Muitos astros e lâmpadas incandescentes

Há uma hora do verão em que o céu se divide em duas cores, formando uma incomum graduação que vai do azul ao laranja bem divididos, sem interrupções e sem se misturar, deixando bem marcadas as camadas, como acontece quando tentamos misturar água e óleo. É um degradê tão atraente quanto improvável: é de se esperar que entre essas duas cores metam-se uma relevante variação de tons de amarelo e verde, garantindo que elas permaneçam bem separadas (seja talvez, aliás, por esse hábito da distância, que o azul e o laranja se comportem dessa forma quando colorem este céu, sem se misturar).

Bem, há este céu de fim de dia de verão, com duas cores - azul e laranja - bem clarinhas e só um pouco saturadas. E neste céu a passarada gosta de ficar dançando por uns tempos e depois partir em grupo, formando um triângulo que caminha no céu: um corpo de baile perfeitamente coreografado! E depois que partem nossos olhos hipnotizados ficam livres para voltar e perceber a Lua que estava de coadjuvante no palco o tempo todo. Ela, vestida de branco, antecipou-se e chegou ansiosa antes do Sol se pôr.

A vista é quase coisa de filme de ficção científica, que se desenrola em cenários surreais, assustadores e hipnotizantes. Dois astros visíveis ao longe num mesmo céu que, colorido por uma paleta improvável, serve de palco para animais que se comportam de maneiras muito ordenadas e semi-humanas. Um espetáculo que dura bem pouquinho - só os minutos do final da tarde que antecedem a encenação de pôr-do-Sol (aquela hora do dia em que as lâmpadas não funcionam) -, mas que de tão sutilmente grandioso nos absorve e nos suga para si em sua própria temporalidade relativa.

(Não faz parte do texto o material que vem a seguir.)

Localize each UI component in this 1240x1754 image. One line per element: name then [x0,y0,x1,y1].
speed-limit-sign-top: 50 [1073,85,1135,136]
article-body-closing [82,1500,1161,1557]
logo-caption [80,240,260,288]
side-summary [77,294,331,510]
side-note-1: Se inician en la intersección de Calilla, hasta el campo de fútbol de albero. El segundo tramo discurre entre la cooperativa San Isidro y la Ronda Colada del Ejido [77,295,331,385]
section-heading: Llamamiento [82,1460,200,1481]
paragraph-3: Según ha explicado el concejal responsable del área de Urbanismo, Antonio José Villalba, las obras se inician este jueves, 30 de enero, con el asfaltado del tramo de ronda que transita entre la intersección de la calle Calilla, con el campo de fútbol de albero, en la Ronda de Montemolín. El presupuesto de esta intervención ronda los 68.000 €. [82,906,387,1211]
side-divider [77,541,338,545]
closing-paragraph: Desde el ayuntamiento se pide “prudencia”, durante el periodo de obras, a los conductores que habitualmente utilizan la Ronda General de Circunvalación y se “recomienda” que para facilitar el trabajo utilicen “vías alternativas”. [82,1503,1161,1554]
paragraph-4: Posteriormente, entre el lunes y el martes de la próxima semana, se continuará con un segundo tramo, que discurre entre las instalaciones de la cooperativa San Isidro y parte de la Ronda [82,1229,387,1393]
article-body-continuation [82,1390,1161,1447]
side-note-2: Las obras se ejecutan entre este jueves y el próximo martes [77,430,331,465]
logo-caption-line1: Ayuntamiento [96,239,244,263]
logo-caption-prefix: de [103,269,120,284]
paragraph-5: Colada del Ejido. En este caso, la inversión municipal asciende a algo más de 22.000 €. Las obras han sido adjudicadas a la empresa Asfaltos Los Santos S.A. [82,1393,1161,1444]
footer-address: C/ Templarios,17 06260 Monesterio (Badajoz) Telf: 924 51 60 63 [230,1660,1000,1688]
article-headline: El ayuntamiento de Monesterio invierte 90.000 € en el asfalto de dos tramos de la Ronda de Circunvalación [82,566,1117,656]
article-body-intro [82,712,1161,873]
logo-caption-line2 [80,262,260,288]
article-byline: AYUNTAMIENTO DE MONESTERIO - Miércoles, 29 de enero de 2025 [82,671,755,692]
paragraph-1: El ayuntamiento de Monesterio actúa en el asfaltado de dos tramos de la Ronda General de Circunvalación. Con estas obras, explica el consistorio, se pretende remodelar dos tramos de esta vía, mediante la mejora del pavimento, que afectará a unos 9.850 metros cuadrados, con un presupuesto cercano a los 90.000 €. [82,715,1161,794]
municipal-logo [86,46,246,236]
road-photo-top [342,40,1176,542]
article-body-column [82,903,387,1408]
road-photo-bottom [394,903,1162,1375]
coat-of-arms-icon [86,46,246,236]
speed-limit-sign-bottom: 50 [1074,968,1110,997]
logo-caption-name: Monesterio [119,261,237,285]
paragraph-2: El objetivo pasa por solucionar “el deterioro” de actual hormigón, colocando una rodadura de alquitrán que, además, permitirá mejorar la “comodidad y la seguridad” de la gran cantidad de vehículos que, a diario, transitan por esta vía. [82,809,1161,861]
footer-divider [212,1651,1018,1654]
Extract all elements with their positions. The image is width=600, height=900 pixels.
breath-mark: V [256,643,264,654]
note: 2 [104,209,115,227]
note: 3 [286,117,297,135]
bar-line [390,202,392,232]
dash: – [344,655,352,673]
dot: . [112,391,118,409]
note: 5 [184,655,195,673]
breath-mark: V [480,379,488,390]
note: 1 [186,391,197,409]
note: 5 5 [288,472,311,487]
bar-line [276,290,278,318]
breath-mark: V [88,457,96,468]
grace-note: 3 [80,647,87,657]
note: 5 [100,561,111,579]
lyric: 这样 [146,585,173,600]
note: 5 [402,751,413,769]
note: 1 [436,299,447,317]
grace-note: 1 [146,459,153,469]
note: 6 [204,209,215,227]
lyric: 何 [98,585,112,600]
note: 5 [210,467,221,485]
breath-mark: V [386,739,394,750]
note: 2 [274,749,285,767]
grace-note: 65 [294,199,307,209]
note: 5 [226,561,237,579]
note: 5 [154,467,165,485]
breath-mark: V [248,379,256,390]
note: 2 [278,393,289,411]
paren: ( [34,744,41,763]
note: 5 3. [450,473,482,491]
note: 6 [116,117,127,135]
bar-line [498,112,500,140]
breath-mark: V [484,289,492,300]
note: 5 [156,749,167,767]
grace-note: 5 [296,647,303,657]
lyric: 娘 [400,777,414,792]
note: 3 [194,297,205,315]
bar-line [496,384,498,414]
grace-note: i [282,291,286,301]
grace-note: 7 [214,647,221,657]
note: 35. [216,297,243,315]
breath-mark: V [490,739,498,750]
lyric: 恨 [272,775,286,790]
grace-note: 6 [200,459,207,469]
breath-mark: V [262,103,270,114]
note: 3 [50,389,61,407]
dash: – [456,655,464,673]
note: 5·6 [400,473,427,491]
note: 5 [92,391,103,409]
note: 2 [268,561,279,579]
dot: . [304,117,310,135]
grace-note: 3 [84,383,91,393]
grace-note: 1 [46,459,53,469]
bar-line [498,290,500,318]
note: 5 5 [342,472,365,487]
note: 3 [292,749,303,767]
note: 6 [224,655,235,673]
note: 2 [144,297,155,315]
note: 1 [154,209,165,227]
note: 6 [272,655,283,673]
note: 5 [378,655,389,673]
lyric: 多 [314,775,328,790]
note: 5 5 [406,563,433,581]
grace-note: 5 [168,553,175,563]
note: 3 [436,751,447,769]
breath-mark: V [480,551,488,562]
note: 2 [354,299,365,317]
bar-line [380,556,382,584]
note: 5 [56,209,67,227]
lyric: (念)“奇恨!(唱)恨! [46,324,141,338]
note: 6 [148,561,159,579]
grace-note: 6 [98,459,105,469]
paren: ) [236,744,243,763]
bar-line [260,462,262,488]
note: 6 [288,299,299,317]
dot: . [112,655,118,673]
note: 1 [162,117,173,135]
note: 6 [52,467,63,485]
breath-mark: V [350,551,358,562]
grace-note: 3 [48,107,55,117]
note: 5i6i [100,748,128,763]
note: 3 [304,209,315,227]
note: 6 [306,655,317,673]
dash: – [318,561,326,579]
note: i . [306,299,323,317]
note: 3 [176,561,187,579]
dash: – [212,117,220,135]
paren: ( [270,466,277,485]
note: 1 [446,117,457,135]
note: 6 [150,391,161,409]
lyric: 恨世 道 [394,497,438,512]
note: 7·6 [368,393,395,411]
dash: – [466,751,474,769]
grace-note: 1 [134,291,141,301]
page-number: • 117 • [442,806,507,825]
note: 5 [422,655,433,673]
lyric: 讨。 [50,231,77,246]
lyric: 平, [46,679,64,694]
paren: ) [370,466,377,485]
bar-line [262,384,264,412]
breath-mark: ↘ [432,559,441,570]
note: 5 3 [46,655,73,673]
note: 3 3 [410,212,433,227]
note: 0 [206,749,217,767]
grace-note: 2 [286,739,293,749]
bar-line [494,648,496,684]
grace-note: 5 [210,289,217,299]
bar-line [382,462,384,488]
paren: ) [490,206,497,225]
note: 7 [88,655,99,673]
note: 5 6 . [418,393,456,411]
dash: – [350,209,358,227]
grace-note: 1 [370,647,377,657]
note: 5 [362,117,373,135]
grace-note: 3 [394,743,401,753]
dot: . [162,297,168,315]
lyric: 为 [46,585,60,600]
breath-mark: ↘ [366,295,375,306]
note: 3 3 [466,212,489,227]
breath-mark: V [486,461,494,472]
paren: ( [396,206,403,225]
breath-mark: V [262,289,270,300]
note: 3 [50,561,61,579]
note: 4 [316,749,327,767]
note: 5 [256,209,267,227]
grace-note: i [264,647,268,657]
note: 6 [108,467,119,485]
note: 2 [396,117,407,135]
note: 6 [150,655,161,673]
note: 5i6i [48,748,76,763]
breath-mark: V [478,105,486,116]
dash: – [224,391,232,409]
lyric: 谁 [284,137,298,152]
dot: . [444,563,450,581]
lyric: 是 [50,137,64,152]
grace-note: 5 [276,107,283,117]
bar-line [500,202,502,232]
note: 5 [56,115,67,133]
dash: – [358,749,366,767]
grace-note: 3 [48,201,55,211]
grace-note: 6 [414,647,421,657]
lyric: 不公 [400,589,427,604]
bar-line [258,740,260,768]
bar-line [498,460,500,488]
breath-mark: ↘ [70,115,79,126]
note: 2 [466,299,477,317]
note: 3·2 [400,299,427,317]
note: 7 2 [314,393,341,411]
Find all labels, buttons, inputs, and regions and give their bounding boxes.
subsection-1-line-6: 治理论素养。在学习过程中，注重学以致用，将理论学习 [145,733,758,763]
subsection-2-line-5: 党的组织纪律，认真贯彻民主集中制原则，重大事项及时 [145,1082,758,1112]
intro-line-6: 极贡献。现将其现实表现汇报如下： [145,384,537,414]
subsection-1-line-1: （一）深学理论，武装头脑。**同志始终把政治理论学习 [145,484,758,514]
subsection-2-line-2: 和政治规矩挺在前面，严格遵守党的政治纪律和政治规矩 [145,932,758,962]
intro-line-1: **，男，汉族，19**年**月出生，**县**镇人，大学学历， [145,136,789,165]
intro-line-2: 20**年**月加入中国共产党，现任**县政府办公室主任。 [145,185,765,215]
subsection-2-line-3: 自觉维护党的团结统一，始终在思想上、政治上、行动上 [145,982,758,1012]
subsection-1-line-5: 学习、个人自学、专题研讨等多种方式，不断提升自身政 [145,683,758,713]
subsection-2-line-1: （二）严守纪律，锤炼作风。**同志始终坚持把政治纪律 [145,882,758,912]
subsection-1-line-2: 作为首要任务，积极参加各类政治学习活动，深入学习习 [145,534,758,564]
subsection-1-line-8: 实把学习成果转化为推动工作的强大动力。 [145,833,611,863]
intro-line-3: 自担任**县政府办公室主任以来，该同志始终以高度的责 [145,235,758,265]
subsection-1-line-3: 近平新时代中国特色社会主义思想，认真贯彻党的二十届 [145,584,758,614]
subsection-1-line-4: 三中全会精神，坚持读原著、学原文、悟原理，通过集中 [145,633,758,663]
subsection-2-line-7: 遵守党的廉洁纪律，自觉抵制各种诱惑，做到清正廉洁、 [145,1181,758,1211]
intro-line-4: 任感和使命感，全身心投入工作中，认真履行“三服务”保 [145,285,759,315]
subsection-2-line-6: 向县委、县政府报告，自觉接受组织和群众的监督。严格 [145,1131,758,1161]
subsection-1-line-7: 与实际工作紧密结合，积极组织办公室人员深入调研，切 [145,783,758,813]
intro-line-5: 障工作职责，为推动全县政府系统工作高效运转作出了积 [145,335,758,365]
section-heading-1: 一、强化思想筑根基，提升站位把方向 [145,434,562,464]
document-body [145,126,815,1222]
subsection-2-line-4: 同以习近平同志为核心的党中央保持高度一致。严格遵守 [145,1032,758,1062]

Nos permite viver uma distração tão confortável que é como se acontecesse durante horas.

Tem este céu... Este céu de duas cores clarinhas, que contrastam com os pássaros negros que dançam à contraluz onde, no cantinho, a lua branca se acomoda para dar boa noite ao Sol e que dura só uns minutinhos. É esse momento, esse fenômeno tão específico, a lembrança mais vívida da minha infância.